Uang ini akan dia berikan kepada ibunya, Shena juga harus tetap kuliah sesuai dengan pesan oleh papa dan ayah mertuanya.
Shena berjalan menuju kelasnya. “Shen!”
“Lo ada waktu enggak setelah kuliah?” tanya Rara.
Shena menoleh. “Em, emang kenapa? Kayaknya sih, cuman enggak tau juga.”
“Natasya udah cerita. Gimana kalau kita malam ini pergi ke suatu tempat gitu, tempat bermain atau apa yang bisa buat lo semangat?” tanya Rara sambil menaikkan sebelah alisnya.
“Gue enggak butuh itu, gue cuman pengen kerja aja.”
“Kerja, kerja apa pun?”
Shena mengangguk. “Kalau ada tawaran atau lo punya kenalan kasih tau gue ya, gue butuh uang saat ini.”
“Lo butuh uang berapa? Gue bisa bantu sekarang kalau lo butuhnya sekarang,” ujar Rara.
Shena menggeleng. “Enggak, Ra. Gue pengen kerja, gue enggak mau ngutang.”
“Gue ikhlas kok, bukan utang atau apa ....”
“Iya gue tau, cuman tetap aja gue enggak lah. Kalau ada apa-apa hubungin gue ya, gue butuh kerjaan serius.”
Shena melangkah pergi meninggalkan Rara. Caca yang sempat mendengar itu, turut prihatin walau dirinya hanya bisa mensupport sekarang, Papanya juga mencoba untuk menolong papanya Shena . Hanya itu cara Caca untuk bisa menolong sahabatnya.
****
Pagi itu ada hal yang terkejut, sangat terkejut bagi Randa dan juga Revan atas pengakuan Rama dan juga Endra tentang siapa orang yang mengajak bisnis mereka menjalin sebuah kerja sama, dana dan investasi sebesar ini ....
“Jadi ini yang Papa maksud, dia ini adalah ayah dari Naila, teman kamu Randa.”
“Mereka yang memberikan dana-dana yang cukup besar dan banyak untuk perusahaan yang akan kita bangun kembali.”

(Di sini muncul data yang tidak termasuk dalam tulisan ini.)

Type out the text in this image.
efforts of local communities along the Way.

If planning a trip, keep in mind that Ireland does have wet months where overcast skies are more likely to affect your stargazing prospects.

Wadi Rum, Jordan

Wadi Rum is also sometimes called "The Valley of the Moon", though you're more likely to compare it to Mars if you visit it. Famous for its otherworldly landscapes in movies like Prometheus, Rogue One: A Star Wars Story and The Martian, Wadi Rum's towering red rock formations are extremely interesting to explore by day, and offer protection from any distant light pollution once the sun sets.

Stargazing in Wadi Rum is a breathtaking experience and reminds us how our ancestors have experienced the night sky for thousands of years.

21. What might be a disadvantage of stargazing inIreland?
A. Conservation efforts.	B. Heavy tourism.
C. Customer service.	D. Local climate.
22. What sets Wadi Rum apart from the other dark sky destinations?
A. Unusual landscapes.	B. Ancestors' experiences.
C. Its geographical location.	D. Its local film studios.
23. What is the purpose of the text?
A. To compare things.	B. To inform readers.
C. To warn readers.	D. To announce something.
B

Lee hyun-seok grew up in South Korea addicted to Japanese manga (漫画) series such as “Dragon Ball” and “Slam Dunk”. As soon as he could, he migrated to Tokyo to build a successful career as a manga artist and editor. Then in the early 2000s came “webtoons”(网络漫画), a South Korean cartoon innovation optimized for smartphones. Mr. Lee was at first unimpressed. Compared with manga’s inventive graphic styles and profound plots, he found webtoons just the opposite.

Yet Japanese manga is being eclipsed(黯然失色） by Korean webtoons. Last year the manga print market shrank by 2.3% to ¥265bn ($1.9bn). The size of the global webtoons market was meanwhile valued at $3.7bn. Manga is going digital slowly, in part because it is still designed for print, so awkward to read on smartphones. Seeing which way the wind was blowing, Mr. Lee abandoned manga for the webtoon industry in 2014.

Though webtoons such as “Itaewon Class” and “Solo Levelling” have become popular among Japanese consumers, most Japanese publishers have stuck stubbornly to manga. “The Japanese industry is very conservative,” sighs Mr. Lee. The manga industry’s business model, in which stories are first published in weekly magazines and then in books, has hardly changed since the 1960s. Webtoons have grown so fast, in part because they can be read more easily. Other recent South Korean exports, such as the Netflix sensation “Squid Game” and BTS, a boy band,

“Beruntung mereka ada di saat seperti ini, Papa sempat stress memikirkan semuanya. Namun, tawaran yang begitu menarik diberikan oleh Hendra Gunawan,” ujar Endra.
“Untuk saat ini kita bisa mengelola investasi sama-sama beberapa bulan ke depan, maka dari itu kita harus bisa bekerja di perusahaan dia yang sekarang untuk bisa menabung uang investasi yang kita pinjam sebelumnya atau untuk perusahaan kita ke depannya,” jelas Rama.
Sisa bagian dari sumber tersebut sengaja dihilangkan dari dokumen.